第29話

家に着くと…。



「けん…。

赤ちゃん可愛いかったね…。」



「そうだね

じゃあ今から子作りする…?」



聞く前に、奈緒を寝室に連れていき、何回も抱いた…。



「けん。抱きすぎで疲れた…。」



「だって1ヶ月も抱いてなかったんだよ…。」



「退院してきたばかりなのに…。

傷口開くよ…。」



「えっマジで!?

まさか縫合ミスとかガーゼが身体の中に残ってたりしないよね?」



「するわけないでしょ」



俺は、あのときの意識がないときの事を奈緒に語った…。



「なお。
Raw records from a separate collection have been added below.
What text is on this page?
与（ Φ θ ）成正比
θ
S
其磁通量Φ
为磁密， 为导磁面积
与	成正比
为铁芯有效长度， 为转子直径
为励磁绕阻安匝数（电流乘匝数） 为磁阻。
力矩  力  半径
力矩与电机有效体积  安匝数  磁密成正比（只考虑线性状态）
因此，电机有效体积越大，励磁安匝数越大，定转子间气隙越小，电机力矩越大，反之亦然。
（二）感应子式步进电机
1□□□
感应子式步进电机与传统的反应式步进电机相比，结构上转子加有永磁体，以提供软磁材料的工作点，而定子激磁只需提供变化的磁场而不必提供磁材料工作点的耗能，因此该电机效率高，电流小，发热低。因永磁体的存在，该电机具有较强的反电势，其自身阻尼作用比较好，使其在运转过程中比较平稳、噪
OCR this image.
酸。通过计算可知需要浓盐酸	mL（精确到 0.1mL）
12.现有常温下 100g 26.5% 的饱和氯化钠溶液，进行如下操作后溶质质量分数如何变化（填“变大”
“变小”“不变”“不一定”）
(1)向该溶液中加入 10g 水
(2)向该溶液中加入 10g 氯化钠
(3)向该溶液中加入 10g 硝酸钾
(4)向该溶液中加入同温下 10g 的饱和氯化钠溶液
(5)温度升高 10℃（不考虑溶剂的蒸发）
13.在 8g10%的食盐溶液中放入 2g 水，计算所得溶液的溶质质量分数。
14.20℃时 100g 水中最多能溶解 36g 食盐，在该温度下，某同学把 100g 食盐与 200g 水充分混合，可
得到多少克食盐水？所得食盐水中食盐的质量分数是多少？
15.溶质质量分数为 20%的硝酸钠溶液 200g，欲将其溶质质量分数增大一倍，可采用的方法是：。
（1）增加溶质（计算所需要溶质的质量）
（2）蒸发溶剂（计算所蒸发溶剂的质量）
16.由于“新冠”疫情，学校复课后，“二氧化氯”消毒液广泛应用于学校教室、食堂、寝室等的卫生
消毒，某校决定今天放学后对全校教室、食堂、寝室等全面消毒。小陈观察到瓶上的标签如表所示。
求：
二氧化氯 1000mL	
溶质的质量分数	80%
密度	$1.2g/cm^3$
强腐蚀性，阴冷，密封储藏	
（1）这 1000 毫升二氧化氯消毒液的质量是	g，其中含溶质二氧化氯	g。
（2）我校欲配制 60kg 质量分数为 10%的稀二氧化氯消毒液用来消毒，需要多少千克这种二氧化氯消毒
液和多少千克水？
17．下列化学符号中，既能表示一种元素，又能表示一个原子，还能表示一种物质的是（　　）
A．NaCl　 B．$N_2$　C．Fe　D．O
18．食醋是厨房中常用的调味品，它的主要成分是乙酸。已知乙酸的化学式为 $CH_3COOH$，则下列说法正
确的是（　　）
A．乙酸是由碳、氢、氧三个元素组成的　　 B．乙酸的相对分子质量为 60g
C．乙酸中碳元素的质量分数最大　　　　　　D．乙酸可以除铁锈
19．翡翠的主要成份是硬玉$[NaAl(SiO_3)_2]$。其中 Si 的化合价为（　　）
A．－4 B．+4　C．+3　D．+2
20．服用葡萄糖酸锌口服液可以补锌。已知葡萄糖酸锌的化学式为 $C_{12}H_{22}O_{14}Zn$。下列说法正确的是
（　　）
あのときずっと声を掛けててくれたよね。

ずっとなおの声が聞こえてたんだ、でも眠くて起きられなかった。

なおがいつの間にか止めていたはずの交換日記に俺のことばかり書いててくれいるのを読んだんだ…。

けん。自分に負けるな…!!

それが夢のなかで、なおとの記憶が蘇って、まだ死ねない、死ぬわけにはいかない。

まるでなおが不死鳥の姿に変えて俺のことを迎えに来てくれたんだよ…。

ほんとにありがとう」



奈緒は涙ぐみながら



「けんがあまりにも起きないから迎えに行ったんだよ。